Karzai's remarks are seen as an attempt to bring India and Pakistan closer together on counterterrorism operations.
But experts on South Asia say mutual suspicions make Pakistan and India unlikely to join together within such a formal structure in the near future. Among them is Raul Bedi -- a New Delhi-based correspondent for the international security journal "Jane's Defense Weekly."
"It's a very difficult relationship that Afghanistan has with Pakistan and that Pakistan has with India," Bedi said. "Pakistan seems very threatened about India developing a strategic relationship with Afghanistan. So Pakistan is not happy about India and Afghanistan coming close.

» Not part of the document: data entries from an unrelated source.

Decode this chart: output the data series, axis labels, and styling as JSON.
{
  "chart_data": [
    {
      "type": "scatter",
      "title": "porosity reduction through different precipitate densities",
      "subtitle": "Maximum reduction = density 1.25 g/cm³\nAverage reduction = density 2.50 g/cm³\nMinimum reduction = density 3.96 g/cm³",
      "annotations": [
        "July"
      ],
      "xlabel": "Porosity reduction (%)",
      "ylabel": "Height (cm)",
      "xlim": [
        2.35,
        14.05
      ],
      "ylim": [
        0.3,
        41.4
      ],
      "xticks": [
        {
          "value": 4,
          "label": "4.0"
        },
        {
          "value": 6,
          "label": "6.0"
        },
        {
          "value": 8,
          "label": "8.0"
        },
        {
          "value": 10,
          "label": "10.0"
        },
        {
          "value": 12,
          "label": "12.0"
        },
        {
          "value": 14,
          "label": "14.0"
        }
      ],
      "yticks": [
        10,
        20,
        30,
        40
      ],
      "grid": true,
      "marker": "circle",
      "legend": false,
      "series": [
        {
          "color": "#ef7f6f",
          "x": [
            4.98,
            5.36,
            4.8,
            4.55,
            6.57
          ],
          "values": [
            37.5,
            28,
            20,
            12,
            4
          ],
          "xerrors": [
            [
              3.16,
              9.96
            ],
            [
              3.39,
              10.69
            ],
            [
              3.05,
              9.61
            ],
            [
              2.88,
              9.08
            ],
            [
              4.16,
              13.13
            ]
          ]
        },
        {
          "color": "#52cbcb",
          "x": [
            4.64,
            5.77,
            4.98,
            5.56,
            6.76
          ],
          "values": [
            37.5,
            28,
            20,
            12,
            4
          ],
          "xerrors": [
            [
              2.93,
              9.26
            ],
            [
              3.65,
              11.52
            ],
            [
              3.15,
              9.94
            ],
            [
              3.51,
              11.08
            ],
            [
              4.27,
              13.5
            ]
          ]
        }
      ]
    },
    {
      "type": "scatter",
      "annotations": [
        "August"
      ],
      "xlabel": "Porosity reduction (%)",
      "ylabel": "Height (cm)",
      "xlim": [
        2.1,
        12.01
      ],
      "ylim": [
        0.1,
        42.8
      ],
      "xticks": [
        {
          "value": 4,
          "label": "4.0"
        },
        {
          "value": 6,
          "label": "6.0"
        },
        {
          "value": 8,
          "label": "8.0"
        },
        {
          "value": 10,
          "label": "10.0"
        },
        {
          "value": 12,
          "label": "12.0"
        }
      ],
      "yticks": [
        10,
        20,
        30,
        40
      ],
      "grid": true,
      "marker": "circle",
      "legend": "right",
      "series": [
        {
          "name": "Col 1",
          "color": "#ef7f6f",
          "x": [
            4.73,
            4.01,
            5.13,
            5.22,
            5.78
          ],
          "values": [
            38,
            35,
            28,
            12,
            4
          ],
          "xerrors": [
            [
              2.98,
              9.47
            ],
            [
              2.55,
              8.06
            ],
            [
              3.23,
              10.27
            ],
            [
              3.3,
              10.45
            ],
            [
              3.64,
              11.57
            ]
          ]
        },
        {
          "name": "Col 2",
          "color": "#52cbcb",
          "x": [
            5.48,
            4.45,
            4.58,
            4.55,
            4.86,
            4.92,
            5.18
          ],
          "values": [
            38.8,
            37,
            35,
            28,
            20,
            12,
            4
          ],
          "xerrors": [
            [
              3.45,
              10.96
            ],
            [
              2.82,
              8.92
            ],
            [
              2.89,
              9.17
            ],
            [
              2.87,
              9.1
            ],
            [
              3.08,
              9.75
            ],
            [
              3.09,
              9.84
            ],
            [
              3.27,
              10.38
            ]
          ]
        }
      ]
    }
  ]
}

And it is unlikely that President Karzai's visit will bring India and Pakistan very close -- even though Karzai has made a pitch for that because it would help the entire region reduce the levels of terrorisms as well as the level of tensions that exist in the region."
But Karzai insisted that stronger ties between Kabul and New Delhi are a positive development for all of South Asia.
"This trip will add to the friendship between us -- to the depth of relations between the two countries," Karzai said. "It will definitely bring us a better future for the people of the two countries and also, very much hopefully, for the region. [Afghanistan and India] are cooperating in almost all walks of life -- from education, to health, to rural development, to the reconstruction of infrastructure, to economic affairs and to cooperation in the region."
Caught In The Middle
Karzai was asked today about Kabul's own diplomatic dispute with Pakistan -- including Pakistani President Pervez Musharraf's anger over allegations that pro-Taliban militants continue to launch attacks from Pakistani territory.
The Afghan president responded by downplaying the dispute. Karzai said he and Musharraf are friends who, at times, exchange frank words.
Bedi of "Jane's Defense Weekly" said Islamabad's concerns about Indian troops in Afghanistan near the border with Pakistan are preventing India from doing more to help Afghanistan's security situation.
"The concrete measures that India can actually affect in Afghanistan are limited," Bedi said. "The only way that India can make a substantial difference is if the United States agrees that India can work more closely on a military level with Afghanistan. But that is something that Pakistan is terrified of and opposes. So it is very unlikely to happen."
Karzai said another important element of the proposed tri-polar structure of cooperation is to foster economic growth in South Asia.
Meanwhile, Karzai has been pushing forward with efforts to improve economic ties between Afghanistan and India. He was scheduled to visit the south Indian city of Hyderabad today. The itinerary includes tours of information-technology centers as well as a visit to a successful Indian rural development project.
"I have a big delegation with me -- a business delegation that wants to seek opportunities in India but also wants to attract Indian businesses to Afghanistan to invest and participate in the reconstruction of Afghanistan," Karzai said
For its part, India has pledged an extra $50 million in aid to Afghanistan and has said it would consider a new credit facility to boost trade. The additional aid raises to $650 million the total commitments of India to Afghanistan since the demise of the Taliban regime. The Indian prime minister says India already has spent $200 million on projects within Afghanistan during the last four years.